L’uomo d’azzardo vive tutto questo e conosce bene le regole che hanno alimentato la sua vita, potremmo dire la morale che sorregge tutto e che paradossalmente non rifiuta, anzi la riconosce negli altri che al mattino presto si alzano per andare al lavoro, mentre lui sta tornando dalla bisca in cui tutte le sere si ritrova a perdere molti, troppi soldi
L’uomo d’azzardo non è un dissociato. Ha in sé però un unica possibilità di fuga dalla realtà, la malattia. Su questo sarebbe lungo dilungarsi, anche se lo faremo, magari in altri ambiti, perché l’offerta di malattia è alla base di certe scelte che sono sempre più condizionate da domande che potrebbero avere altri tipi di risposte. Il libro non vuole dare risposte scientifiche, ma fa capire che esiste una certa predisposizione a ritrovarsi in certe situazioni. Il racconto della vita di Tommaso non si attarda in facili psicologismi, mette a nudo il personaggio per quello che è. Non giudica e non tende a spiegare il bandolo della matassa della patologia sociale, non è indulgente con il personaggio che tira fuori l’autocritica personale e conosce anche i rimedi, ma la debolezza o fragilità non gli fa mai fare un passo avanti liberatorio. Ogni liberazione, ogni capacità esistenziale viene rivestita dal gioco, che serve di volta in volta, a lenire piccole o grandi malinconie per raggiungere una specie di mancanza di pensiero. Lo stordimento è la situazione da raggiungere. Uno stordimento mediato, mai assoluto, la cocaina lo porta a stadi di euforia che poi paga caro per giorni di tristezze infinite. Il gioco invece lo stordisce mantenendolo comunque attento.
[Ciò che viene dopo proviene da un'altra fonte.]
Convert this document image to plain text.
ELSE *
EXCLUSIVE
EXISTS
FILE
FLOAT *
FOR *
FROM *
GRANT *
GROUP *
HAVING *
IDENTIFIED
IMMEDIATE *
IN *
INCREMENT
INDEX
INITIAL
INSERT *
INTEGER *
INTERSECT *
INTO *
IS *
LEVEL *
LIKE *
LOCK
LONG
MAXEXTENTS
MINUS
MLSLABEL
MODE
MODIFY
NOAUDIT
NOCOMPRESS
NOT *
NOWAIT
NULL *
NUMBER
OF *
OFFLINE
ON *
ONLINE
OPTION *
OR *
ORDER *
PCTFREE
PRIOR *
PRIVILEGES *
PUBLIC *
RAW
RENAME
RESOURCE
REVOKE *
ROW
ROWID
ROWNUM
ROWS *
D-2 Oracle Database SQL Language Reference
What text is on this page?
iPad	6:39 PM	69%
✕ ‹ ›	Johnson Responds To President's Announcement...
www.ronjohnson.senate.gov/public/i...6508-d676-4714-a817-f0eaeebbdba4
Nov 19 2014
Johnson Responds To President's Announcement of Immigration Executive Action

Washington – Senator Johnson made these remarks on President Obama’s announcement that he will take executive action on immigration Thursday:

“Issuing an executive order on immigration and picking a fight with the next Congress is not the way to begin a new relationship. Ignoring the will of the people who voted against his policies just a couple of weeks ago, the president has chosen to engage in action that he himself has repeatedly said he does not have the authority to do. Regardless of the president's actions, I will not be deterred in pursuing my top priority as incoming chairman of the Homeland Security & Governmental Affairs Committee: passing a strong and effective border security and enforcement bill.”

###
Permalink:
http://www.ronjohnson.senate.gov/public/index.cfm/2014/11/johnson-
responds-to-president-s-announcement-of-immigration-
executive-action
Va dato merito al libro anche del percorso che reputo completo, sia della patologia che delle situazioni che si possono incrociare nella vita del giocatore, difficile immaginare che da un inizio “innocente” di giocata in un bar si possa arrivare a percorrere tutto il calvario della rovina, fino a considerare la morte unico rimedio possibile. Passare da umiliazioni indicibili e rapporti personali inesistenti. La solitudine fa parte del percorso, ogni approccio non può che avere a che fare con persone legate all’ambiente che è infido di natura e portato a digerire le proprie vittime. Un ambiente ostinato, sconosciuto, freddo e innaturale, pieno di fantasmi di uomini ormai defunti. Un ambiente ossessivo al pari dei propri frequentatori, fisso su interessi di dominio e sul denaro, cattivo in ogni suo angolo, un ambiente che destabilizza utilizzando metodi umani, come l’amicizia, per arrivare a coinvolgere “il pollo”. Un ambiente di morti disposto a uccidere. Il libro è una foto nitida di tutto questo senza mediazioni consolatorie, solo piccoli rimasugli di umanità adatti alla terra in cui si svolgono gli avvenimenti. Tutto sembra prendere una piega obbligata, ineluttabile, ma c’è ancora spazio per la speranza, per la cura e per la dovuta pena da infliggere.
Per strade inusitate e particolari si intravede lo Stato che metaforicamente appare difettoso e seminascosto, ma che alla fine riesce a combinare qualcosa di importante. I personaggi raccontati restano piccole persone, senza nessuna capacità di elevarsi o cambiare “eroicamente” il suo destino, ma anch’essi persone, comunque da salvare. Complimenti all’autore.